Main Projects

The HMS Laboratory of Systems Pharmacology – LSP (GM107618)

The Harvard Medical School (HMS) Laboratory of Systems Pharmacology (LSP) is a NIGMS Center for Systems Biology multi-disciplinary effort within HiTS to reinvent the fundamental science underlying the development of new medicines and their use in individual patients.

Every cell is an extensively interconnected ecosystem. Any given gene may influence dozens or hundreds of other genes. Systems Pharmacology investigates drug action at the level of entire biochemical and genetic networks, rather than looking at the effect of any single element. The LSP brings together investigators in mathematical and experimental disciplines from multiple academic institutions (Harvard, MIT, Tufts) and research hospitals (Dana Farber, MGH, BWH) and eventually visiting scientists from the FDA and local drug companies to integrate computational and systems approaches into all phases of drug discovery and development.

The HMS LINCS Center (HL127365)

The Harvard Medical School (HMS) LINCS Center is part of the NIH Library of Integrated Network-based Cellular Signatures (LINCS) Program. The overall goals of this program are to collect and disseminate data and analytical tools needed to understand how human cells respond to perturbation by drugs, the environment, and mutation.

The HMS LINCS Center aims to discover fundamental principals of cellular response to perturbation including the relationship between dose and response, the origin and significance of cell-to-cell variation, and the molecular basis of drug sensitivity and resistance. Data generated at HMS include multiplex biochemical, proteomic, and imaging assays for which dissemination standards are poorly developed; improving these and liberating all data, algorithms, and conclusions from our notebooks and papers is a key goal of the Center.

The HMS Center for Cancer Systems Pharmacology – CCSP (CA225088)

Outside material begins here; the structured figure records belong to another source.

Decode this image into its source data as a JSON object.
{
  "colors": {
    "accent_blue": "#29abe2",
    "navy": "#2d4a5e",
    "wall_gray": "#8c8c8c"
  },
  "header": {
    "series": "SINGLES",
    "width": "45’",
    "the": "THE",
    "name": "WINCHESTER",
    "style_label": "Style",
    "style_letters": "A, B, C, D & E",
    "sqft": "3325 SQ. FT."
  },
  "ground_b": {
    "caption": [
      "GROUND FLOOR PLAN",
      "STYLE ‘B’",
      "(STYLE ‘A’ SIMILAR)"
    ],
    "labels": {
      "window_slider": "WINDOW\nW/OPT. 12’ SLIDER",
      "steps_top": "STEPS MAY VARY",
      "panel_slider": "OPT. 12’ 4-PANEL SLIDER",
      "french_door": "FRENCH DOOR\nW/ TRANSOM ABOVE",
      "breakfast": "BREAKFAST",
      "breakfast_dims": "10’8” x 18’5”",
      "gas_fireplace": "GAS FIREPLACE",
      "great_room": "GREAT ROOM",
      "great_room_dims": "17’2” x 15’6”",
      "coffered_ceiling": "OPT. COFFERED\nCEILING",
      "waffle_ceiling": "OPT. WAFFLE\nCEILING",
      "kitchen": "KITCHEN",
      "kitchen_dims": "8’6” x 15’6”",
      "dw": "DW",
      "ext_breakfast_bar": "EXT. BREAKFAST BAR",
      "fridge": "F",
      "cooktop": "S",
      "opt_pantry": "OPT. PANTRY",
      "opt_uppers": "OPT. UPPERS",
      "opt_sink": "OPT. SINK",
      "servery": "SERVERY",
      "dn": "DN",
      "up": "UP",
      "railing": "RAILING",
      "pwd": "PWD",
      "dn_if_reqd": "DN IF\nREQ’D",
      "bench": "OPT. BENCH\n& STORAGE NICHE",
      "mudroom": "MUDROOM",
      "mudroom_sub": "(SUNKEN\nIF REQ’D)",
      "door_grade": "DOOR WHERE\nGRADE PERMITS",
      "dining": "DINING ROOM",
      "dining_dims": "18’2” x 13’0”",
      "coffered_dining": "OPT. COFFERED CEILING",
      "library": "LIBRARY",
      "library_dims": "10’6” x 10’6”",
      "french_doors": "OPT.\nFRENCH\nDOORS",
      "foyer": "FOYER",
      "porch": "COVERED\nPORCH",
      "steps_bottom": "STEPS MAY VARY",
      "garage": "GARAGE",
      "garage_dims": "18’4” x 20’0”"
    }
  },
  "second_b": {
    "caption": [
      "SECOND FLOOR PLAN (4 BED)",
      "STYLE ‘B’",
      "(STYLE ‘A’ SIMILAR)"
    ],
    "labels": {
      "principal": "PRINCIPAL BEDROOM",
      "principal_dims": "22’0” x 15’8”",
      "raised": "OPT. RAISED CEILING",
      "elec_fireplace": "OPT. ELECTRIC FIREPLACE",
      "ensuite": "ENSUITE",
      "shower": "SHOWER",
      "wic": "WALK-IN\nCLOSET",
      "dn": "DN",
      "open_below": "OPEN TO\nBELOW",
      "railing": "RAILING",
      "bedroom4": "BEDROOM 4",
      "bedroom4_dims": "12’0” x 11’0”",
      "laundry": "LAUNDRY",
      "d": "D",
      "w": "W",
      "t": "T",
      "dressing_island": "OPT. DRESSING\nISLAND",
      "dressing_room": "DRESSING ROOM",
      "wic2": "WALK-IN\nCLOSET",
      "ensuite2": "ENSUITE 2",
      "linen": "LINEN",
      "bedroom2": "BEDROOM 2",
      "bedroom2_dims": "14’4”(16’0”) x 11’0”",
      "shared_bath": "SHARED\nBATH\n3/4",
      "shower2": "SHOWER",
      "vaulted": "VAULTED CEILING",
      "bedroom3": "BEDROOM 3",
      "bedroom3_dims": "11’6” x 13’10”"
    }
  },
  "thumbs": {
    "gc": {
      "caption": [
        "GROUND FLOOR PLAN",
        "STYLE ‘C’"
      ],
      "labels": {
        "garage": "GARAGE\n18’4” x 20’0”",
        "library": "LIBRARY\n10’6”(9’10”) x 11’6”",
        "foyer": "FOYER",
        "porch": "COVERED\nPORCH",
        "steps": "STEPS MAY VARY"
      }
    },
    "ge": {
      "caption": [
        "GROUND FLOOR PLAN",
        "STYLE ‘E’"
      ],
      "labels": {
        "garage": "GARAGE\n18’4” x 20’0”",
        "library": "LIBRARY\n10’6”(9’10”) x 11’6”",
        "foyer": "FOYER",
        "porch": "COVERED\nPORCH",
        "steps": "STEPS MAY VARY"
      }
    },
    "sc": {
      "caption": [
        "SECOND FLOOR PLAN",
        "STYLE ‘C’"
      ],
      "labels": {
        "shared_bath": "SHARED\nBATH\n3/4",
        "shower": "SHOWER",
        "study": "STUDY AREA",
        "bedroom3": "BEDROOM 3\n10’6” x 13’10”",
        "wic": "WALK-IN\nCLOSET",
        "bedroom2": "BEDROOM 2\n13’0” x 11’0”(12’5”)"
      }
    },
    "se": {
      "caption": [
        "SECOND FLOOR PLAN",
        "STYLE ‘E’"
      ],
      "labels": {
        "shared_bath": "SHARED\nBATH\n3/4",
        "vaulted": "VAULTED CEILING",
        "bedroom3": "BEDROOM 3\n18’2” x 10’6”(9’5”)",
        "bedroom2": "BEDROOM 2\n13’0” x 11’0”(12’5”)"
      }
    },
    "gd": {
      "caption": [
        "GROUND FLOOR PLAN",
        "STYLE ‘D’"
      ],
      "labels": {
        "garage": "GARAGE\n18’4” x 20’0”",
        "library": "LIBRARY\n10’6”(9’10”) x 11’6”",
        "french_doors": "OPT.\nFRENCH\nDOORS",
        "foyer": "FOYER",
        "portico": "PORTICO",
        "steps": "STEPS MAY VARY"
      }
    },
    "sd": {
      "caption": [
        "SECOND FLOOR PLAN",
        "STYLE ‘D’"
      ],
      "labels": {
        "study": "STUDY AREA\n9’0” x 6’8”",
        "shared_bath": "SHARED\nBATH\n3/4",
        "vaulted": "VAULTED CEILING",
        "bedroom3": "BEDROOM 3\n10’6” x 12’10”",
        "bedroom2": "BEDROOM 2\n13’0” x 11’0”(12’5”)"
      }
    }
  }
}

The HMS Center for Cancer Systems Pharmacology (CSP Center) is an NCI Cancer Systems Biology Consortium that constructs and applies network-level computational models to understand mechanisms of drug response, resistance and toxicity for targeted small molecule drugs and immune checkpoint inhibitors (ICIs). By systematically dissecting how resistance to targeted therapies and ICIs arises, we aim to understand and overcome resistance mechanisms using new drugs or drug combinations, while simultaneously predicting and balancing potential toxicities.

Communicating with Computers: Active Context (W911NF-15-1-0544)

The DARPA Communicating with Computers (CwC) program develops technologies for a new generation of human-machine interaction in which machines act as proactive collaborators rather than merely problem solving tools. We are developing an interactive dialogue system which allows scientists to interact with a computer partner – one that is able to harness knowledge extracted from the biomedical literature – to construct and test hypotheses about molecular systems. Listen to a podcast about our work, which appeared in The Guardian or check out the following article authored by the director of DARPA that appeared in WIRED.

World Modelers: Global Reading and Assembly for Semantic, Probabilistic World Models (W911NF-18-1-0014)

The DARPA World Modelers program aims to develop automated information collection and computational modeling techniques to understand the complex dynamics of global processes such as food security, migration and public health. We are developing the INDRA-GEM (Integrated Network and Dynamical Reasoning Assembler for Generalized Ensemble Modeling) automated model assembly system, which integrates information from diverse sources and implements novel probabilistic assembly techniques that can account for the uncertain nature of information in models.

An Automated Scientific Discovery Framework (ASDF) for Mechanistic Reasoning Across Complex Data (W911NF018-1-0124)

The DARPA Automated Scientific Discovery Framework program (ASDF) will develop algorithms and software for reasoning about complex mechanisms operating in the natural world, explaining large-scale data, assisting humans in generating actionable, model-based hypotheses and testing these hypotheses empirically.